Copenhague Zero Grau - Carta de Nordlândia
Escrevo de Nordlândia (ou Happylândia, como queiram), uma terra que não existe, mas que também não deixa de existir. É que ela não tem um palmo de chão plantado no mapa nem embaixada em lugar algum, mas floresce em muitos corações a horas diferentes ou às vezes na mesma hora. Nela tudo cabe e tudo é possível.

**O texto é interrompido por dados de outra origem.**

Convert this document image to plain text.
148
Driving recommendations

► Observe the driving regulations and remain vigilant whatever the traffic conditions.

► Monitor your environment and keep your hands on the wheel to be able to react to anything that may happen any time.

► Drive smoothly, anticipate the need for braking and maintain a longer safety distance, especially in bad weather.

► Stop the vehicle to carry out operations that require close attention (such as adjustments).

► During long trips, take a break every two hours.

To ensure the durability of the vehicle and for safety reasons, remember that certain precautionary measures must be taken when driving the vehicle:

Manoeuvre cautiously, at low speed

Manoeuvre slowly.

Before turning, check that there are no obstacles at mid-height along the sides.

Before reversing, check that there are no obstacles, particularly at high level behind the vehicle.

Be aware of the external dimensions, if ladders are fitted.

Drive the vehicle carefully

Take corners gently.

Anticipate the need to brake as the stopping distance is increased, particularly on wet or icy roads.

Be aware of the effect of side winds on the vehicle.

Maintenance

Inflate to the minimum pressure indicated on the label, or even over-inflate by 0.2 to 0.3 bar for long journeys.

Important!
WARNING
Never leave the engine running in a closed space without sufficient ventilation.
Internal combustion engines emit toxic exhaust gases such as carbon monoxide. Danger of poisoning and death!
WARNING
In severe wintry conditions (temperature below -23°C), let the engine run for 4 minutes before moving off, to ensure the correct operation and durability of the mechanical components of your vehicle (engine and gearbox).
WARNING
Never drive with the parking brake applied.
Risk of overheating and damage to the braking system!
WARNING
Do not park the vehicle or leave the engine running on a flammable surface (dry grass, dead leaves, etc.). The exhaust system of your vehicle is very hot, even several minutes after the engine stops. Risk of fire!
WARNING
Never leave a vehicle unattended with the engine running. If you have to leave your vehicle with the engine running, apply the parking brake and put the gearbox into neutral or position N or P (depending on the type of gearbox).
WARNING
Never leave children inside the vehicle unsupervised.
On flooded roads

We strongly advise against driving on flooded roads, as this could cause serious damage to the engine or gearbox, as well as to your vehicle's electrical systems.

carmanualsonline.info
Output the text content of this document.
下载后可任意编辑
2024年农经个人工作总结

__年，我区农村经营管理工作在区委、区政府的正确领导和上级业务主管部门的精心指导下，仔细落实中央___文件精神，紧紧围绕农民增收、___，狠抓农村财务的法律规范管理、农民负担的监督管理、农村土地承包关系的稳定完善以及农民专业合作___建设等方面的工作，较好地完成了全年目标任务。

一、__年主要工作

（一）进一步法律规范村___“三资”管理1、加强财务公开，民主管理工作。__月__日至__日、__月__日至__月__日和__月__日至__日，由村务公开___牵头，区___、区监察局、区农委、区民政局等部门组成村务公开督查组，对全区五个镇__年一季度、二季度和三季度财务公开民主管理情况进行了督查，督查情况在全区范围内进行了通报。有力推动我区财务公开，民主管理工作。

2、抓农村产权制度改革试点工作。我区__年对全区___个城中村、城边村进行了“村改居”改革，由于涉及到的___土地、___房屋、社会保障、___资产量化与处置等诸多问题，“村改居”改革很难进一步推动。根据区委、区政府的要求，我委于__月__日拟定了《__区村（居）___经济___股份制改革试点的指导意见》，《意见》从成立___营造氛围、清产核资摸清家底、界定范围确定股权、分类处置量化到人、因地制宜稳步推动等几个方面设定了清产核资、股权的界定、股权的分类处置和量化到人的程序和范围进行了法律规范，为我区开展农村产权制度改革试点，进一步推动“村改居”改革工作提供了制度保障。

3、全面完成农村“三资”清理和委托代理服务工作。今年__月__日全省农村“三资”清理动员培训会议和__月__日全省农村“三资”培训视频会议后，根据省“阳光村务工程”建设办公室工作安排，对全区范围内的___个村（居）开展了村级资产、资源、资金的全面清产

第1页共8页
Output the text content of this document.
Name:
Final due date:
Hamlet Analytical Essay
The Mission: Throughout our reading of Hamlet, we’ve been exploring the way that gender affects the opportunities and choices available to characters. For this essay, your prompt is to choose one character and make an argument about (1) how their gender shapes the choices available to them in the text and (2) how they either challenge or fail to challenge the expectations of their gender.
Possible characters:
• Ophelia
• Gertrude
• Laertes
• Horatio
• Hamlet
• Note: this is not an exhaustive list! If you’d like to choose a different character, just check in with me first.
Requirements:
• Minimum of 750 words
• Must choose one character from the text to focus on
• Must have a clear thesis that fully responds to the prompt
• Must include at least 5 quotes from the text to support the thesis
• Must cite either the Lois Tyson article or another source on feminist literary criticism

Eu, um habitante dela agora, tenho aqui a liberdade de soltar-me das cordas que amarram os cidadãos dos países comuns. Aqui entrei e entro sem passaporte, passo sempre pelo lado verde, nada tenho a declarar, entro como quero. Contrabandeio, trago artigos proibidos, tenho oito mulheres e sou, por minha parte, um dentre outros homens de uma mesma mulher amazona, cavalgadora de homens, que aqui somos todos iguais naquilo que é bem-bom. Trabalho em água doce e me fatigo de descansar empurrando suspiros de clara-de-ovo, debaixo da sombra duma nuvem branquinha. Não me curvo ao presidente, como me curvar perante a mim mesmo? Não tenho hora nem vejo miséria. Nordlândia (ou Happylândia, como queiram) só tem um habitante de cada vez, embora nada impeça que todos aqui estejam no mesmo instante. E o melhor deste pais: não ocupamos espaço, seus habitantes assim não trombam uns nos outros nem intercambiam germes perigosos.
Gosto muito de Nordlândia (ou Happylândia, como queiram) e venho aqui sempre que posso. Ultimamente, tenho vindo menos, porque exigem viajar de cuca limpa e não tenho estado assim. Essa é a única exigência para turistas. Feridas mal curadas, cicatrizes d’alma que, em uma que outra lua, têm voltado a sangrar me impedem de entrar nessa terra. Os sensores de tristeza da Imigração local me denunciariam. Hoje, porém, por estar preenchendo todos os requisitos, dei aqui uma escapadinha, pra não esquecer o caminho, não perder o costume.
Escrevo de Nordlândia (ou Happylândia, como queiram), uma terra que não existe.